# MBGFC Labor Day Tournament September 3-5



## Captain Woody Woods (Oct 2, 2007)

Who's in?


----------



## Caspr21 (Oct 4, 2007)

is BP putting up some money in the calcutta?:thumbup:


----------



## Captain Woody Woods (Oct 2, 2007)

Caspr21 said:


> is BP putting up some money in the calcutta?:thumbup:


Haha they ought to. You and Dave in?


----------



## Caspr21 (Oct 4, 2007)

last I asked him I think he has a wedding to be in............so probably not


----------



## Nilram (Mar 20, 2010)

I would like to see a bit more water open up before labor day weekend, but we're in.


----------



## Stallion (Jun 19, 2008)

We are in. Looking forward to it. Called MBGFC today and there are approx. 40 boats pre-registered.
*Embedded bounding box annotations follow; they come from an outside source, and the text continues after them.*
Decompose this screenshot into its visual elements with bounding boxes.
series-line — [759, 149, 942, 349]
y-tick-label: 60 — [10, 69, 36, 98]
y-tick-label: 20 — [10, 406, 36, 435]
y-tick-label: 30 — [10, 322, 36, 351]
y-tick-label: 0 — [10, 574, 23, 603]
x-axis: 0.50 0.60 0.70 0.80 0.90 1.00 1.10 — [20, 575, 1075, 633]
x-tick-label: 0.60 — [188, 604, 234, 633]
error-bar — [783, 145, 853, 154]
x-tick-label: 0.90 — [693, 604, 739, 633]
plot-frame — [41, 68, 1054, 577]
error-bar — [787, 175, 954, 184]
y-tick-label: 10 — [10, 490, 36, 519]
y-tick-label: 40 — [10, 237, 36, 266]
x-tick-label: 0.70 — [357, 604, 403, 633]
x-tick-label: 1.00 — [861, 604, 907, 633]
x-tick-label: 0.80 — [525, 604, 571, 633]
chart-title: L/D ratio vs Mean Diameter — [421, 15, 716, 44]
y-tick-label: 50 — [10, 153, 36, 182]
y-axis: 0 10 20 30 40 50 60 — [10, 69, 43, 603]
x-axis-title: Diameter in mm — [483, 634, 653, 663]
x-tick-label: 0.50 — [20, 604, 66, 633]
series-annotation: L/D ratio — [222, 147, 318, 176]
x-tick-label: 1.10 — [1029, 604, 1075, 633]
Have a very good feeling that more water will be open by mid next week.:no:


----------



## Captain Woody Woods (Oct 2, 2007)

Stallion said:


> We are in. Looking forward to it. Called MBGFC today and there are approx. 40 boats pre-registered.
> 
> Have a very good feeling that more water will be open by mid next week.:no:



That's awesome. Stop by if you're there. I'll be working one of the booths


----------



## MSViking (Oct 11, 2007)

We thought long and hard about it as we will be down there, but after factoring in everything we have decided as of now not to fish, just too little water open (now) combined with Hilton's showing closest blue water off Cuba and Venezuela (Ha Ha!). We might change our mind at last moment if conditions/water openings improve. I will try to run you down and put a face with the name and shake a hand or to. good luck if you do fish.

MSyellowfin / Robert


----------



## skindeep (May 31, 2009)

We are in.


----------



## Captain Woody Woods (Oct 2, 2007)

7 more days!


----------



## Stallion (Jun 19, 2008)

*MBGFC Labor Day tournament update*

Just received a call from a MBGFC official who just got off the phone with the head of NOAA. NOAA will be opening a significant portion of water tomorrow that according to NOAA "will make all anglers very happy." Just passing along the good news.:thumbup:

For those of you that were on the fence as to whether to fish - hopefully this will get you off. No more excuses... The weather is going to be ideal, there will be plenty of open water to fish and the bite has to be on with there being no pressure all summer. :thumbsup:

See you at the Captain's meeting, this is going to be a great tournament. By the way, I might as well just start preparing now because my work product is at an all time low!!!!!


----------



## Stressless (Oct 2, 2007)

Well, it was good RUMINT (Rumor Intelligence) :001_huh:

So far Nada from NOAA.

Stressless


----------